At Ep = 95 MeV, two groups of deuterons are observed from reaction (a), corresponding to 8Beg.s. and to states near 17 MeV. It is suggested that these reflect the "snatching" of the loosely bound neutron or of one of the tightly bound "alpha-particle" neutrons, respectively. Angular distributions lend some support to the α-particle model of 9Be; the occurrence of high momenta for the tightly bound neutrons indicates the operation of strong short-range two-body forces (1956SE1A).
Angular distributions at Ep = 6.5 and 22 MeV, and at Ed = 7.7 MeV are analyzed in terms of pickup theory, using a square-well (n - 8Be) interaction to represent the ground state of 9Be (1955DA1D, 1955DA1E). See also 10B, 11B.
At En = 14.4 MeV, the ground state and the level at 2.43 MeV are observed. No other deuteron groups were detected below Ex ≈ 5.5 MeV. The angular distribution of the deuterons, analyzed by pickup theory, indicate odd parity, 1/2 < J ≤ 9/2 for both states (1954RI15).

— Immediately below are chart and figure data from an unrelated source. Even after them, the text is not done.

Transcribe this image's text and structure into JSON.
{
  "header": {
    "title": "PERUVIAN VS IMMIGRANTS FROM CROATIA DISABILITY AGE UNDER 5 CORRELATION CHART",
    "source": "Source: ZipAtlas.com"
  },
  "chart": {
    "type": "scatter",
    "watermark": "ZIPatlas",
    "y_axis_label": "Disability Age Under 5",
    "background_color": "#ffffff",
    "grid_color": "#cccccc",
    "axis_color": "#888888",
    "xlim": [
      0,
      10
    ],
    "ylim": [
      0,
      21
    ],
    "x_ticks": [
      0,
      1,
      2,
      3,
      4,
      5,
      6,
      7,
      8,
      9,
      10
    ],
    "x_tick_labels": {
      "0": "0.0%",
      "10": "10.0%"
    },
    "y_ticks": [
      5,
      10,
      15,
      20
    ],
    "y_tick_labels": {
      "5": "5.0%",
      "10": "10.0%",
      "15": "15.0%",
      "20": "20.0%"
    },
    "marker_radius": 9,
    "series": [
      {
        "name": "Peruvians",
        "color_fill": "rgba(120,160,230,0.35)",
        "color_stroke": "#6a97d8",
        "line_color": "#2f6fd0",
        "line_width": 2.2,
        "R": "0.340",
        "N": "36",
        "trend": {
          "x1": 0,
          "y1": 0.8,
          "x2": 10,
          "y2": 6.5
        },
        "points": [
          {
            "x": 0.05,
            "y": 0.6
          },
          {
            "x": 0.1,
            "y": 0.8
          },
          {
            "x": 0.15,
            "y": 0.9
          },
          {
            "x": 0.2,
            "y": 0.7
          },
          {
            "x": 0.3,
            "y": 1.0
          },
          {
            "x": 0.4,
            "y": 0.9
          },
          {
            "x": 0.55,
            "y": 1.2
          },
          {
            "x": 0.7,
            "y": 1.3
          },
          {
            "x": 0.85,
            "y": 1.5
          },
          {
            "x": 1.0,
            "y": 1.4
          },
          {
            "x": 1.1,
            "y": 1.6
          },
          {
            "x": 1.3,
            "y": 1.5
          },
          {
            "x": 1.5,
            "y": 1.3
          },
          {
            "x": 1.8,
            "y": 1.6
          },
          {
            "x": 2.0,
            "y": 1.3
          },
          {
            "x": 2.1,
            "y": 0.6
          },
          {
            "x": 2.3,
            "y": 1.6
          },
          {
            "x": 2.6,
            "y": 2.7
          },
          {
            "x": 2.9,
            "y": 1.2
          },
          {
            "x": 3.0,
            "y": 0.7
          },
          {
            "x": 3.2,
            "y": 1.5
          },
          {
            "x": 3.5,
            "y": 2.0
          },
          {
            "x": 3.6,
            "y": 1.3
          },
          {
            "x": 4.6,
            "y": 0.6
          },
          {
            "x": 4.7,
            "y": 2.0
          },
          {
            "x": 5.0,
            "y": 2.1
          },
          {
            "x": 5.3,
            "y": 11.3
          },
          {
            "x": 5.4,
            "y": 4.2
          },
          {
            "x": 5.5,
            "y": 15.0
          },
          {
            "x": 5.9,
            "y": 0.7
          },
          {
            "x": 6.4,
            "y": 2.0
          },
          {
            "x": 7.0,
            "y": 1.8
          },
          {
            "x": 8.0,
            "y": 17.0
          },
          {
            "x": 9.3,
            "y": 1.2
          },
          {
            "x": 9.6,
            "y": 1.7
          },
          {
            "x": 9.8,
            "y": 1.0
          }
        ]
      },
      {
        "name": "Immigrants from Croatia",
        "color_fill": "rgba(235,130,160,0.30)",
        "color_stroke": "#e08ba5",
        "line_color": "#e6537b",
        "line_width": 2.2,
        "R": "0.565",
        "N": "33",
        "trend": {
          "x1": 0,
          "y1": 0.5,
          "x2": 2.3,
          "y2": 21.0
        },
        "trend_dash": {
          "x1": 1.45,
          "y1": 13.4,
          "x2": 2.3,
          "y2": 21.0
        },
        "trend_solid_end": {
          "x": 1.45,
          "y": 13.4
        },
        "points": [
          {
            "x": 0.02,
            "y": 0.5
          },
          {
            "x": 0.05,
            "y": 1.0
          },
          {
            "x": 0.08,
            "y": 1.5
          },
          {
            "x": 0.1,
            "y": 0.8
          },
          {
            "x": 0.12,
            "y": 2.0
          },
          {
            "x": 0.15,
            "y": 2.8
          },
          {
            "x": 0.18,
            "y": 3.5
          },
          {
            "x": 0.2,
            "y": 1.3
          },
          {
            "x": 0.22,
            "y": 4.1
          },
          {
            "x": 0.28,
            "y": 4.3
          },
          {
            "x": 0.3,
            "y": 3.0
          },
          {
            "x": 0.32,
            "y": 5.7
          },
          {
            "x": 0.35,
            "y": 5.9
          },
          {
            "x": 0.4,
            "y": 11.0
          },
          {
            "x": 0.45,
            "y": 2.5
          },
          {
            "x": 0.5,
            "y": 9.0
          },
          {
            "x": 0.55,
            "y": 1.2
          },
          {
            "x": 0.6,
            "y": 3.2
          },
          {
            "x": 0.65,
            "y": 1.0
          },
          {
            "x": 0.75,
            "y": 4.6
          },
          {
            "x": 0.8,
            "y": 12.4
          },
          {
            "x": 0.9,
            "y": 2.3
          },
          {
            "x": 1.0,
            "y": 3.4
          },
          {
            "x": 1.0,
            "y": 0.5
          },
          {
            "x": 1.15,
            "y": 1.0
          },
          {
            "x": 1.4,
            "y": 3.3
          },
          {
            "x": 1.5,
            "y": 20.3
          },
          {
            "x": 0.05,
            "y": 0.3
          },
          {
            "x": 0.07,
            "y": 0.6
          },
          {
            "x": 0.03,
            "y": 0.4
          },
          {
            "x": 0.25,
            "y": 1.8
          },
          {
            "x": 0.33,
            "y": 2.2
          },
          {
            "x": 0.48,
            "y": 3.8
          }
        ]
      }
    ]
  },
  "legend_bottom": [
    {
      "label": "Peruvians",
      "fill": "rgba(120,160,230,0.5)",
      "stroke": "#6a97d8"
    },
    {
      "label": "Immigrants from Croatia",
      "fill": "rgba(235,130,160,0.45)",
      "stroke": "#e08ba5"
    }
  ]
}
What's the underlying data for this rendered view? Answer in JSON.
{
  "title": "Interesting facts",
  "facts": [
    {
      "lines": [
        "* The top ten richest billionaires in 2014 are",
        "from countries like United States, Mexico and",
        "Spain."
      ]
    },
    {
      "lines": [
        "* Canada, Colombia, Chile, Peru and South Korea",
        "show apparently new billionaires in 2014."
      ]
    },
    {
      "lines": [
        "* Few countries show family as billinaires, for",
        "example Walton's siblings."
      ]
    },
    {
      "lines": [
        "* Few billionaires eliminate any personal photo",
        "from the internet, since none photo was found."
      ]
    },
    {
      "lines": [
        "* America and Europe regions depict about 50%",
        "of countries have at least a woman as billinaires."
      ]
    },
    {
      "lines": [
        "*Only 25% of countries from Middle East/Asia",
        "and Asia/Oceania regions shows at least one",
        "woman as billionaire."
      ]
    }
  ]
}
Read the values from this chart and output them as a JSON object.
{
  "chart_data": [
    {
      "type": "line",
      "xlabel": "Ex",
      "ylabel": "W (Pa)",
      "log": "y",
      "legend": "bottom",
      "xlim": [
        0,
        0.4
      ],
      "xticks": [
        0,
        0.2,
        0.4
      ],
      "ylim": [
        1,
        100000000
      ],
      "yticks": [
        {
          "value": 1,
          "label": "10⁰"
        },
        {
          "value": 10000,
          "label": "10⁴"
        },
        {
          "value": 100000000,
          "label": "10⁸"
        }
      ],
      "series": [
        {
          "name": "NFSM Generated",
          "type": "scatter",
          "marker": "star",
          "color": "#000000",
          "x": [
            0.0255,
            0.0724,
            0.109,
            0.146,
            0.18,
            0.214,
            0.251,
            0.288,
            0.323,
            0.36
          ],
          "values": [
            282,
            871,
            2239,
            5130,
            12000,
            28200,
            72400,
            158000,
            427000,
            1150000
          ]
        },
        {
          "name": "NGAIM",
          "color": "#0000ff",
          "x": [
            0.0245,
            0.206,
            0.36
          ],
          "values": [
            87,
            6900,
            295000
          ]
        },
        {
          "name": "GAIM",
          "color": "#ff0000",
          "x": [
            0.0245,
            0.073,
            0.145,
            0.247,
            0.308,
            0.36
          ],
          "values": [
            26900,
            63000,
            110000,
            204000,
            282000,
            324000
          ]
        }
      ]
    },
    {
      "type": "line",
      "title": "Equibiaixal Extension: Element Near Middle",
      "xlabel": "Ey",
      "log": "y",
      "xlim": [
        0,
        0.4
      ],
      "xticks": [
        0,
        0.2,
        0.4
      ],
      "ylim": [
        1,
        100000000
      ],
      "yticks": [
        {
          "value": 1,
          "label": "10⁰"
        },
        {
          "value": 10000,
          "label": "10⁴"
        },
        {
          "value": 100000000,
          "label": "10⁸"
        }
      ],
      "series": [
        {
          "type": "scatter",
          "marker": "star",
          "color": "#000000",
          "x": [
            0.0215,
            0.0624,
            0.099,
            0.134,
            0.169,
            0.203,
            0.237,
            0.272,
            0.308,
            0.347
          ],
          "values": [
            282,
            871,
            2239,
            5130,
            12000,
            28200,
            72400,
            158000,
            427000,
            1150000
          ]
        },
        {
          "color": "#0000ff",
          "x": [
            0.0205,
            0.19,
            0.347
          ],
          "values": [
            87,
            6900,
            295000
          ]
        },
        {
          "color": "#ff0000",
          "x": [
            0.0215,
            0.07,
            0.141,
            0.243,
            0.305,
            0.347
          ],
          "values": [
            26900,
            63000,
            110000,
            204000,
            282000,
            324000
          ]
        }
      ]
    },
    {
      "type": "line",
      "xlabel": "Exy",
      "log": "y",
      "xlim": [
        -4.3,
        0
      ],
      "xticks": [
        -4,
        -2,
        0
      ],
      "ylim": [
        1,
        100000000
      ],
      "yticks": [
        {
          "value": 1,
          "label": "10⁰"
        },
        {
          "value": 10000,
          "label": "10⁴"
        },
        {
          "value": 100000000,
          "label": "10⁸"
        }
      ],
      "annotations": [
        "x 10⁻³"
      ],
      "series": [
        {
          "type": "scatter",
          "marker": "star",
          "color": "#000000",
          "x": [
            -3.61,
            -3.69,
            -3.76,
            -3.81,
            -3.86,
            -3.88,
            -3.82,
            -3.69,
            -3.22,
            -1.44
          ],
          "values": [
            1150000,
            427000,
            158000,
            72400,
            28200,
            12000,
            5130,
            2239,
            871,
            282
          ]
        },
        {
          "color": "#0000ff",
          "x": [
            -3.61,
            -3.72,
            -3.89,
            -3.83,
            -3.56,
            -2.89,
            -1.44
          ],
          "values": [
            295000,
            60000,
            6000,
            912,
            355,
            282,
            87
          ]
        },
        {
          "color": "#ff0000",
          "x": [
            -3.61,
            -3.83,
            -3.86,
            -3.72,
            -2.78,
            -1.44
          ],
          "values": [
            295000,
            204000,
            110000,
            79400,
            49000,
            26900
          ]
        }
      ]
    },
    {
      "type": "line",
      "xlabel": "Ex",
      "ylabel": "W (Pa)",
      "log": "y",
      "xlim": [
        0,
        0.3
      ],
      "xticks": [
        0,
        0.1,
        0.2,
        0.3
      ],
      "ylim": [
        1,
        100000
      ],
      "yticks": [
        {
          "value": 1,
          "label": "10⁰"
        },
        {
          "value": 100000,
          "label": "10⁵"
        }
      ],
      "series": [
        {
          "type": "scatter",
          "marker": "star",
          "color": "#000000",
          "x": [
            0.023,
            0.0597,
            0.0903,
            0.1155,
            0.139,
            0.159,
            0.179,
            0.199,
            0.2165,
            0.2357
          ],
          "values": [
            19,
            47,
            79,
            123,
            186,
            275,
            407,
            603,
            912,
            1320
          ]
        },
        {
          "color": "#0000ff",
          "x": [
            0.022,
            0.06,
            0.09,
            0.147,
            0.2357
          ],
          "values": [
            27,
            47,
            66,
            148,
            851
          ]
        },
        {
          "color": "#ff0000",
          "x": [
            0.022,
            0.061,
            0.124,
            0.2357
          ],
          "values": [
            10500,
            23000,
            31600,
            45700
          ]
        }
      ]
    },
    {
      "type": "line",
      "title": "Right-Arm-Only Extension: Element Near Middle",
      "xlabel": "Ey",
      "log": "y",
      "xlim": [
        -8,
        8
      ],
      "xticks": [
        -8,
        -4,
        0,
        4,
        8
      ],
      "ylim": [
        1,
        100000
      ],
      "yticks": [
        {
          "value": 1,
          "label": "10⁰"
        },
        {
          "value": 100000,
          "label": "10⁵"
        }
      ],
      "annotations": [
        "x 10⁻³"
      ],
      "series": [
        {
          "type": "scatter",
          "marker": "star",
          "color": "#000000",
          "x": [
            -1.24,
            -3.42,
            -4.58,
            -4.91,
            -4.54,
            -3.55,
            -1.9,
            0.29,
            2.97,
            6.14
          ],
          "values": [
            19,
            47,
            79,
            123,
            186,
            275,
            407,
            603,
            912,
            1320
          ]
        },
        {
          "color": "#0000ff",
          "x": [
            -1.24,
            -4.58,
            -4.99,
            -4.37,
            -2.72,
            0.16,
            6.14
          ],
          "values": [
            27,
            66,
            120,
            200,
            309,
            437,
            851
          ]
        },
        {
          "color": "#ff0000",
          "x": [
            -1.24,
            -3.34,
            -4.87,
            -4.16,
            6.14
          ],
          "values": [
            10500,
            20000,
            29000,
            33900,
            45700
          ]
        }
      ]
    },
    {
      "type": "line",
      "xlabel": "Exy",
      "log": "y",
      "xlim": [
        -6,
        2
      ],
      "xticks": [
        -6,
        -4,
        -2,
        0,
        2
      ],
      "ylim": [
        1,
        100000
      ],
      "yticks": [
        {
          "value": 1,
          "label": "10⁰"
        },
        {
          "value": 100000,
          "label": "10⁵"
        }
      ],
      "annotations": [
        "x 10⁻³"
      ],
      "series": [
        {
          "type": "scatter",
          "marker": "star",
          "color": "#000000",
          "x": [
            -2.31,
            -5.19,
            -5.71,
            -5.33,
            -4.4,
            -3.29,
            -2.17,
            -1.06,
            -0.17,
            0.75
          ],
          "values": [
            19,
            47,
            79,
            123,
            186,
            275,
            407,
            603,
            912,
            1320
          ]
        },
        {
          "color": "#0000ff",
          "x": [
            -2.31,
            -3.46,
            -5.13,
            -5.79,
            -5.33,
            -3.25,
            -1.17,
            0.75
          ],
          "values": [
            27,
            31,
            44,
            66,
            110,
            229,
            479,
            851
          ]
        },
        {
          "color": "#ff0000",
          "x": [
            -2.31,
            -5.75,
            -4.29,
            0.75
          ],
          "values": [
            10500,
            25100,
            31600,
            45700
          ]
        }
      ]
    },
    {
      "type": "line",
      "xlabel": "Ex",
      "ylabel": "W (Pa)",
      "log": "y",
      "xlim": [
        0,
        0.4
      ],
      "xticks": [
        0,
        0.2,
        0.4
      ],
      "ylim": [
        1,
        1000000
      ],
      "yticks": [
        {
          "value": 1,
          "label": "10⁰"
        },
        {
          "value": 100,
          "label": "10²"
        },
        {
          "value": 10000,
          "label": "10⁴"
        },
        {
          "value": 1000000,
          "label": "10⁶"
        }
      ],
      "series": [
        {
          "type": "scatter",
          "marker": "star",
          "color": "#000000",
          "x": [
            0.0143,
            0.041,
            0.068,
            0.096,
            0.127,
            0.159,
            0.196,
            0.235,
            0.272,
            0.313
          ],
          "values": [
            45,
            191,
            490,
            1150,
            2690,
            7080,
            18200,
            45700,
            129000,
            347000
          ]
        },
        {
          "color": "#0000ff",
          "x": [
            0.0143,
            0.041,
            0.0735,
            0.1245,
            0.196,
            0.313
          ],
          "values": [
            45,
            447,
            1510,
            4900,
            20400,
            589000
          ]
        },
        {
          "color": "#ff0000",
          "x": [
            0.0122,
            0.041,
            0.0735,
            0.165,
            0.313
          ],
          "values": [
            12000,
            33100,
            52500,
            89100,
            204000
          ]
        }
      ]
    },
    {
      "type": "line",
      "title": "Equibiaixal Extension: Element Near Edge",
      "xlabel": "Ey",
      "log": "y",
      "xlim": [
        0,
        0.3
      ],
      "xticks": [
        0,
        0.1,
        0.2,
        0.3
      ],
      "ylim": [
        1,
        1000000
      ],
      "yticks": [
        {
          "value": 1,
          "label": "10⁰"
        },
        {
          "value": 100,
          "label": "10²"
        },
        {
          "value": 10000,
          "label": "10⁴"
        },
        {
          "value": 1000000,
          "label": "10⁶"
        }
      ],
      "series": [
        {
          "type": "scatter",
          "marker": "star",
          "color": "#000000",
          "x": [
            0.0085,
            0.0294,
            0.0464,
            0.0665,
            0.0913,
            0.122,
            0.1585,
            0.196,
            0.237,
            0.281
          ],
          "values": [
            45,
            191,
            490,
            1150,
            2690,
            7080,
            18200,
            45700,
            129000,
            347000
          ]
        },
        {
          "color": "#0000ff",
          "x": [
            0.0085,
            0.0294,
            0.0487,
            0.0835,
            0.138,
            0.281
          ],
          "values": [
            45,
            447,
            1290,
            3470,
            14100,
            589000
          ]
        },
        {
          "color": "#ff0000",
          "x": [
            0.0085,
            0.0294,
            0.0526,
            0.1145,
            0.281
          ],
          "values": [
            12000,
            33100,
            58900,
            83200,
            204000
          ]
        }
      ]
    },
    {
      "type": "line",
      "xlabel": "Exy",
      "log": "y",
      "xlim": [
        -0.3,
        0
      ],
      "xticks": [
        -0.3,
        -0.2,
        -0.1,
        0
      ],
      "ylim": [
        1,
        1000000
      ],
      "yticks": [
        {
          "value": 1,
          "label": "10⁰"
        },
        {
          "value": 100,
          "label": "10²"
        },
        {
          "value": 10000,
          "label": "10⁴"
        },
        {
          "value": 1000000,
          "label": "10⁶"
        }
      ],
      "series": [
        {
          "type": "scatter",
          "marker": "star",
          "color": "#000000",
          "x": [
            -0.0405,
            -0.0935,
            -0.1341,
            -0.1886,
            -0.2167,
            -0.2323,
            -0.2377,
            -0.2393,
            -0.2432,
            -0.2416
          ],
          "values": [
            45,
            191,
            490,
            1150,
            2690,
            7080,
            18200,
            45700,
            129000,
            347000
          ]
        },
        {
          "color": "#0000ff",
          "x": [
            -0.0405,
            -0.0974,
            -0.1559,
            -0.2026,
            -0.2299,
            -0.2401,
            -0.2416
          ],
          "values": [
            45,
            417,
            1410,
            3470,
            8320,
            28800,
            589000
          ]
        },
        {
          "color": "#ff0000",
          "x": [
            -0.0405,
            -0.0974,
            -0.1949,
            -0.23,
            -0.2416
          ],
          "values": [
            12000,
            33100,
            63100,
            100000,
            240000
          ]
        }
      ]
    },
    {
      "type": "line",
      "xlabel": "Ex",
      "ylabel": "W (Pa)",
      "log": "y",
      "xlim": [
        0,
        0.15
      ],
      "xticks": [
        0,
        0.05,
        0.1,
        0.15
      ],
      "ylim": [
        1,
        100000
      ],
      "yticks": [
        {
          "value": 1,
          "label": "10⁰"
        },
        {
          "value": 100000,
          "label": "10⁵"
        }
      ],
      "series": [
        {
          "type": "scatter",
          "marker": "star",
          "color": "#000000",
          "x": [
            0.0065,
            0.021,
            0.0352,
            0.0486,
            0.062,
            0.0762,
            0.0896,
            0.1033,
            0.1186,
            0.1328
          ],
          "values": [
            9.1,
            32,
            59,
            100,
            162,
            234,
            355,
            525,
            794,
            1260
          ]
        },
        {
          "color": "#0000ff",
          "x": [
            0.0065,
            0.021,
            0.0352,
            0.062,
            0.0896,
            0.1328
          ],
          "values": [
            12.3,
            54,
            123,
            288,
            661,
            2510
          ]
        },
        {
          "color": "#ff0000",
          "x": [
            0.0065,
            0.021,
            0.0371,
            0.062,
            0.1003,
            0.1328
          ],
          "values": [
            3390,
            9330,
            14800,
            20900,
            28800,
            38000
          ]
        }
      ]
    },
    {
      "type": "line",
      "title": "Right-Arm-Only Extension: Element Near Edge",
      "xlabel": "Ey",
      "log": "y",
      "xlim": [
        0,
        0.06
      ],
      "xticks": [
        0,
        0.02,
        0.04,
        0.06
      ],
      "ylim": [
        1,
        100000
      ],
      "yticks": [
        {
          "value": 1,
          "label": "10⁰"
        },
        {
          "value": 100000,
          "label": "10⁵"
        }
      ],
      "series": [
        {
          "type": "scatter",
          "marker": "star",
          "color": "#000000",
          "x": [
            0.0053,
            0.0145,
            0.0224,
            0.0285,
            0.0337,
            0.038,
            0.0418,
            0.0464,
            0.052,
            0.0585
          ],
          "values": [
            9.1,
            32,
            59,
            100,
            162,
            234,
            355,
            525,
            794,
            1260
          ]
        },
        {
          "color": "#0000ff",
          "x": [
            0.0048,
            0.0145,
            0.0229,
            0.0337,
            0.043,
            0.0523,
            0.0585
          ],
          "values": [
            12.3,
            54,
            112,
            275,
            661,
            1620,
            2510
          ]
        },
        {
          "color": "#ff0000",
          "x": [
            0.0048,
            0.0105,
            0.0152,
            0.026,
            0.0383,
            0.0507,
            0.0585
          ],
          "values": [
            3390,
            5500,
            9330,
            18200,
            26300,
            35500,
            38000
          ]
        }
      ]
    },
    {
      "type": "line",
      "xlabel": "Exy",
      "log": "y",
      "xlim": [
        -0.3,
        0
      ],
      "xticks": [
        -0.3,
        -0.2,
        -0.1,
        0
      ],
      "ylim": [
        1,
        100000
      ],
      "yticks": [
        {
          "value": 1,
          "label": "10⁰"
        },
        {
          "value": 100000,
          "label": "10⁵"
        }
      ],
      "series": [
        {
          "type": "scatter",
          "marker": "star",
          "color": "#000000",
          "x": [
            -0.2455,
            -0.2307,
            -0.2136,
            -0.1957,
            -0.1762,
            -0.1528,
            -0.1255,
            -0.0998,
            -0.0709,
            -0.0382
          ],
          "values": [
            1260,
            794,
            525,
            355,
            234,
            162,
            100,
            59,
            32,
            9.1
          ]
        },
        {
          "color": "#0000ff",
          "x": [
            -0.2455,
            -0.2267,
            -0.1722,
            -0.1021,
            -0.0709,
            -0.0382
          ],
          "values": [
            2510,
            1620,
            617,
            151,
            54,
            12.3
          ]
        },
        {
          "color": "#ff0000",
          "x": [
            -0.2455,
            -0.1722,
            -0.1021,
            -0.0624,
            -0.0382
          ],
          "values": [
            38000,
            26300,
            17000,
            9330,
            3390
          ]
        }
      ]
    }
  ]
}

See also (1956FR18), (1955FR1F; theor.) and 11B.
At Et = 1 MeV, α-groups are observed corresponding to 9Be levels at 2.39 and 3.06 MeV (1955AL57).
Alpha-particle groups are reported to states at (1.75), 2.4 and 3.0 MeV. The structure corresponding to the 1.75-MeV state can be explained in terms of an (n - 8Be) interaction with a scattering length a of 20 × 10-13 cm or in terms of a resonance near threshold, with θ2 ≈ 1 (1956BO18, 1958MI1C). (1958KA31) find, on the other hand, that a value of a ≥ 80 × 10-13 cm is required to fit their distribution and suggest that the (n - 8Be) interaction must be very near resonance on this model. The energy of the 2.4-MeV state is given as 2422 ± 5 keV by (1951VA08), 2431 ± 6 keV (1954EL10), 2424 ± 5 keV (1956BO18). The next state is located at 3.02 ± 0.03 (1955LE36), 3.05 ± 0.03 MeV (1956BO18). The width is ≈ 0.3 MeV (1956BO18), Γc.m. = 161 ± 15 keV (1958KA31). See also (1955HO48).
At En = 14 MeV, the cross section to the ground state of 9Be is 80 ± 20 mb; that to the 2.43-MeV level, σ2.43, is 10 ≤ σ2.43 ≤ 210 mb (1955GR21).